Building Neighborhoods Together helped her with the application, which was initially denied because of an issue with her lender. Carol Cruz, a housing counselor at BNT, helped advocate for Denby and get the issues sorted out.
“When she was denied, I had to make sure that I contacted the lender, and there was a lot of back and forth,” Cruz said. “And she wouldn't give up.”
After the back and forth, Denby will get to keep her home. Her favorite room is the sunroom, where she can see some of the animals that come to her yard.
“It’s a pretty, bright, cheery place, and all the birds come and eat up on the deck,” she said.
Other programs have also found success at preventing foreclosures, including one nonprofit that helps people in several states, including Connecticut.
Trevor Johnie, a Waterbury resident who fell behind on his mortgage, got help through nonprofit BlueHub Capital. The group has a mortgage loan program that works with people going through foreclosure.
The program, called BlueHub SUN, refinances or buys homes in foreclosure to sell back to the original owners with a new mortgage. The new mortgage is more affordable to the owner, said Adam Beattie, operations manager of the foreclosure relief program.
People who participate agree to pay the new amount on time in the future, Beattie said. The program works across a few states, including Connecticut.

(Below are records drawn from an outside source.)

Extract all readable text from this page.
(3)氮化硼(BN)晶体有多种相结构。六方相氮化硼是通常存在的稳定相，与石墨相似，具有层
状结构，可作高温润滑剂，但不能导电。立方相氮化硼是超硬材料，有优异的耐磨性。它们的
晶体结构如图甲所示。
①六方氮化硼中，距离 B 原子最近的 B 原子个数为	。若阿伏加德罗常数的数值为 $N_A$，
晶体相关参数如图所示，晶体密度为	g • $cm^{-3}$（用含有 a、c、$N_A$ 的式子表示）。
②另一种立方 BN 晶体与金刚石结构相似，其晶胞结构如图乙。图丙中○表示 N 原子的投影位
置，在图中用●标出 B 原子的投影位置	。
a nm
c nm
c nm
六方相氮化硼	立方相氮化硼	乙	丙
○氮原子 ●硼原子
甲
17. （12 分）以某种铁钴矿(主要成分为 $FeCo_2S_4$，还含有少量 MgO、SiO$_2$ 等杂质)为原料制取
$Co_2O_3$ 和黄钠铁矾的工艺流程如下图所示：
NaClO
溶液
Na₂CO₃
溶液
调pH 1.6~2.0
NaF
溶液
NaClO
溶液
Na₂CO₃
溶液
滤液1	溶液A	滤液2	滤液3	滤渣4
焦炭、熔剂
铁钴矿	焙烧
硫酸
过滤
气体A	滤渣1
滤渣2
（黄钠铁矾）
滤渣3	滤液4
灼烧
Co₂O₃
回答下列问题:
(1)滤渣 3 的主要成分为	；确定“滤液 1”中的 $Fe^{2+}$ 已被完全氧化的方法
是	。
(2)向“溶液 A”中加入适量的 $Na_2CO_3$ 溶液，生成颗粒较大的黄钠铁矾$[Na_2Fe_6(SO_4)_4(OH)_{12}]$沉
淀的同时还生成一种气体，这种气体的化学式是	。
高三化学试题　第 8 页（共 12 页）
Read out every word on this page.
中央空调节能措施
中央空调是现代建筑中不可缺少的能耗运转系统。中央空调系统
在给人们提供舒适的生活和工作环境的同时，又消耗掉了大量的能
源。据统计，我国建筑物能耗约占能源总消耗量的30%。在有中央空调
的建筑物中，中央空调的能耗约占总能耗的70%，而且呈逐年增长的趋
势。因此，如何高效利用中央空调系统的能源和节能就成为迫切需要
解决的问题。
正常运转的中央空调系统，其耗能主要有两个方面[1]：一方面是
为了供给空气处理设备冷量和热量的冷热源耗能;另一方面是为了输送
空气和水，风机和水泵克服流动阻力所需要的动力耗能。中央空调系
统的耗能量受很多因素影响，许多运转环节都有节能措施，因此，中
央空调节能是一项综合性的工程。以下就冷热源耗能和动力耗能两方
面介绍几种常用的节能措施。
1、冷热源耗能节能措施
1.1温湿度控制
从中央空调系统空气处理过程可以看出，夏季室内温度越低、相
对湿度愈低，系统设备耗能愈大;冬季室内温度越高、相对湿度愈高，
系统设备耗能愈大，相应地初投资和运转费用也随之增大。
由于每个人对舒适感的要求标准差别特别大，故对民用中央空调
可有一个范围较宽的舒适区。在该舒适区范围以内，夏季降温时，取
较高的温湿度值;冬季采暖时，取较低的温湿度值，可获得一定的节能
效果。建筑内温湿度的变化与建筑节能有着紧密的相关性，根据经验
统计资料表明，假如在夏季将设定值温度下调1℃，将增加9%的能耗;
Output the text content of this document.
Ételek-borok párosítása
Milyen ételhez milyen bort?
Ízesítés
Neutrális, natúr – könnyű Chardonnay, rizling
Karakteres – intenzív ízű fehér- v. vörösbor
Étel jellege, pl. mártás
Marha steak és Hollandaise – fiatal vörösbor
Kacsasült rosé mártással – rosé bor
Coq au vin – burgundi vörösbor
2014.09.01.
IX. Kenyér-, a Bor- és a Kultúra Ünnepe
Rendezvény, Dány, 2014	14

“It’s ideal for people who have kind of had a hardship, fell behind on the loan, but now have income and can afford a reasonable payment but just can’t get a work out with their servicer,” Beattie said.
Johnie, who moved to Connecticut from the Caribbean more than 30 years ago, started having problems paying his mortgage in 2017 after his older sister died. After traveling to be with her in her last days and staying to arrange the funeral, he was behind on payments. He struggled with work because of the depression he experienced after her death.
"She was the world to me,” Johnie said. “She took care of my girls. My sister had a big influence on my daughters. A big chunk of me is gone, losing my sister.”
Then, when the pandemic hit, he was still behind and lost work as a truck driver. He started working with BlueHub SUN to get his mortgage back down to a level he could afford.
He worried that he’d have to give up his home in a short sale and take very few belongings with him. But BlueHub bought his house and sold it back to him, he said.
“I was just praying,” Johnie said. “They [the former mortgage servicer] were sending me letters and giving me days to get out of the house. It was just a godsend.”
Now, he’ll be able to stay in his house. He’s getting ready for one of his older daughters to move to the United States with her kids, he said. They’ll probably stay with him for a while until they get on their feet in a new place.